Грезил о шеститомнике, а лучше – о восьмитомнике. Хотел вернуться к эссеистике, но на ином уровне…
Одна из любимых книг – “Как закалялась сталь”.
Спустился с Весеннего Холма в Весенние Сады2 – русский сеттльмент интернационального Лода (интернационального не означает – дружного).
Замысел – сделать Гольдштейна ведущим литературной программы на русском ТV – остался на стадии замысла, как и сама программа.

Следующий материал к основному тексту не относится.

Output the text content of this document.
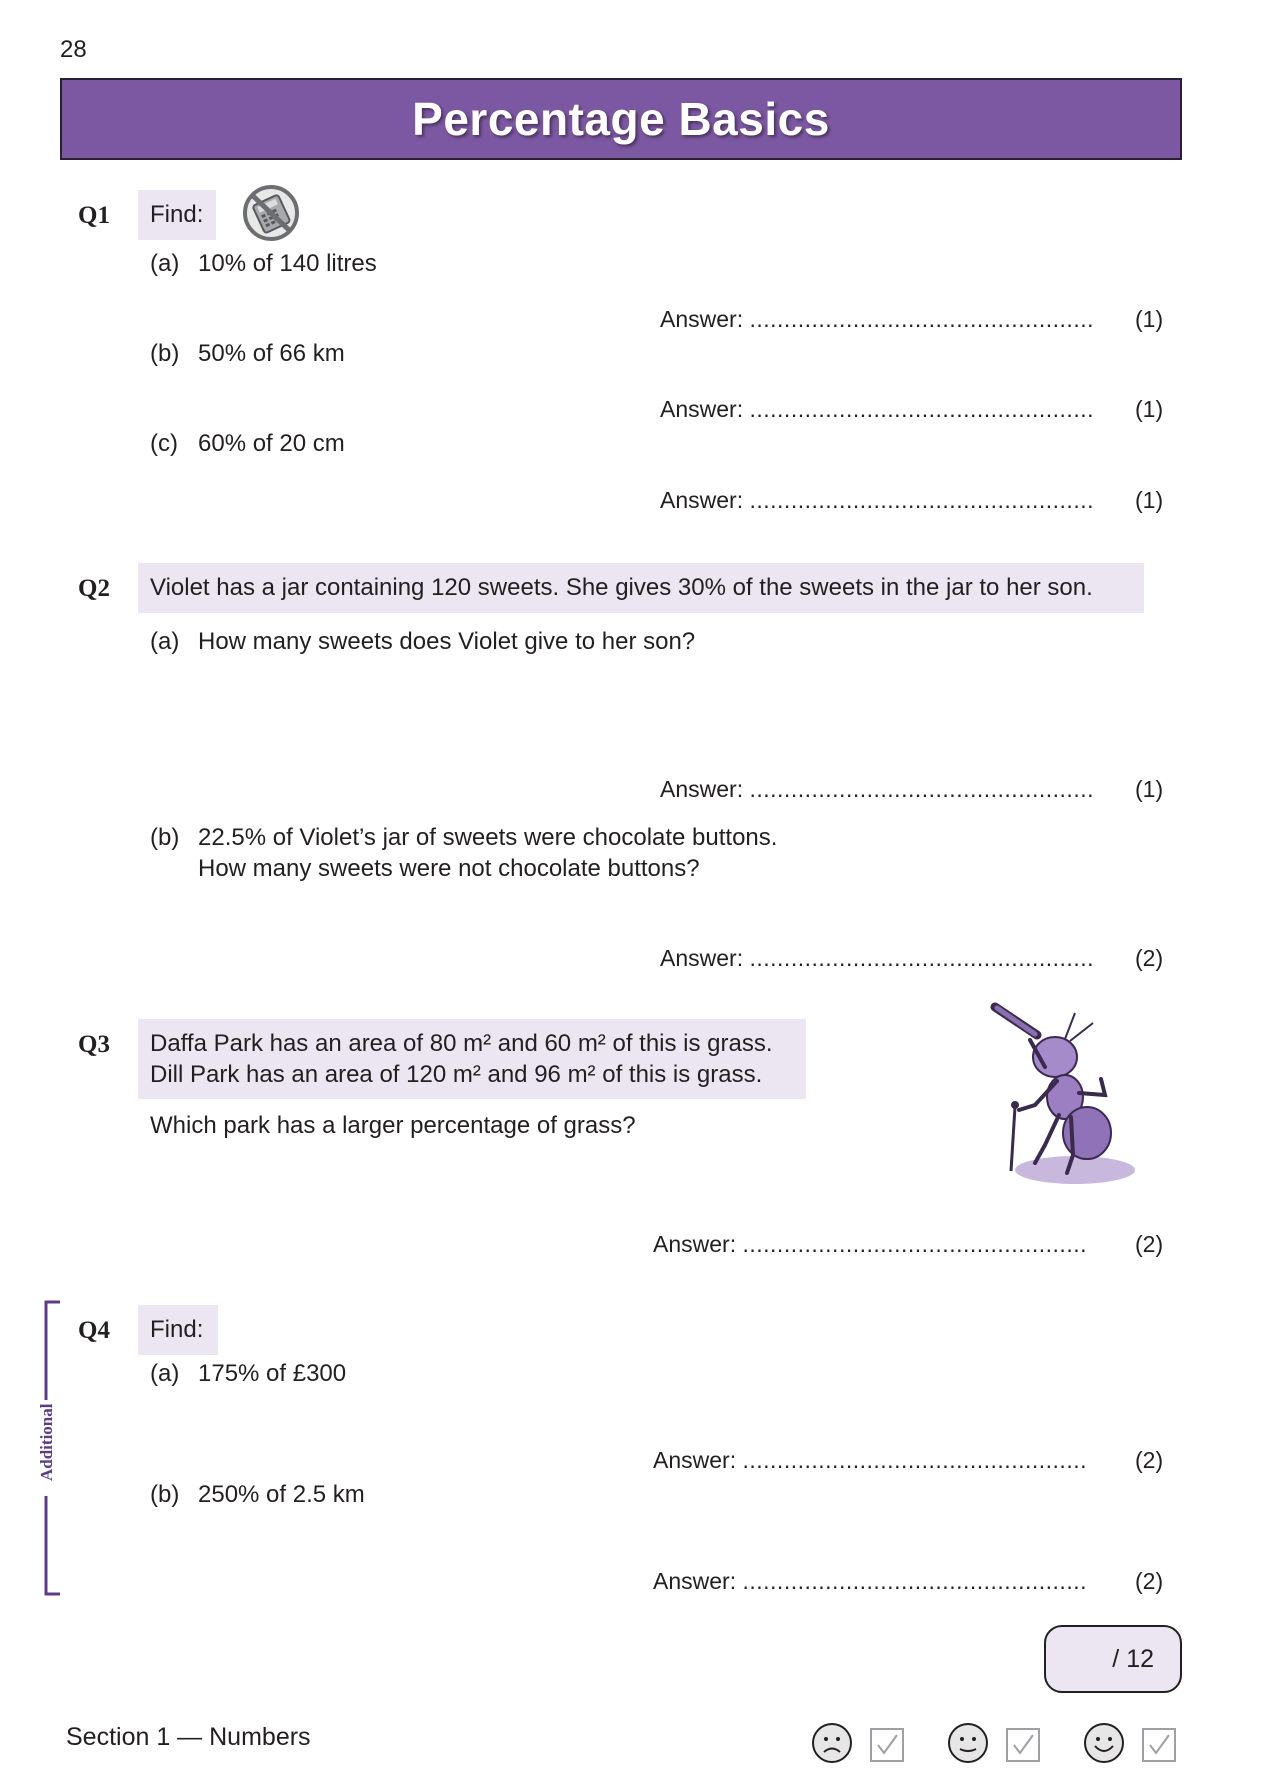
28
Percentage Basics
Q1	Find:
(a) 10% of 140 litres
Answer: .................................................. (1)
(b) 50% of 66 km
Answer: .................................................. (1)
(c) 60% of 20 cm
Answer: .................................................. (1)
Q2	Violet has a jar containing 120 sweets. She gives 30% of the sweets in the jar to her son.
(a) How many sweets does Violet give to her son?
Answer: .................................................. (1)
(b) 22.5% of Violet’s jar of sweets were chocolate buttons.
How many sweets were not chocolate buttons?
Answer: .................................................. (2)
Q3 Daffa Park has an area of 80 m² and 60 m² of this is grass.
Dill Park has an area of 120 m² and 96 m² of this is grass.
Which park has a larger percentage of grass?
Answer: .................................................. (2)
Additional
Q4	Find:
(a) 175% of £300
Answer: .................................................. (2)
(b) 250% of 2.5 km
Answer: .................................................. (2)
/ 12
Section 1 — Numbers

Когда все устроилось – работа, семья, жилье, накрыла смертельная болезнь.
Об операции сообщил мне за неделю. Описание послеоперационной боли: “будто в тебя зашили раскаленный утюг”. Я понял: дела совсем плохи, когда Саша сказал, что хочет издать книгой “Спокойные поля” в Тель-Авиве. До того – категорически: “Издаваться надо в Москве!”
Прочел два прекрасных прижизненных некролога в “Критической массе” (Исакова, Фанайлова).
Похоронен на тель-авивском кладбище Яркон. Для кладбища Трумпельдор заслуги сочли недостаточными.
Улицы Гольдштейна в Баку и Лоде не проектируются.
1
Кфар Шмарьягу – роскошный пригород Тель-Авива, названный в честь Шмарьягу Левина, сионистского деятеля, предка Саши Гольдштейна.2
Весенний Холм – Тель-Авив. Весенние Сады – Ганей-Авив, район, где последние годы жил Гольдштейн с семьей.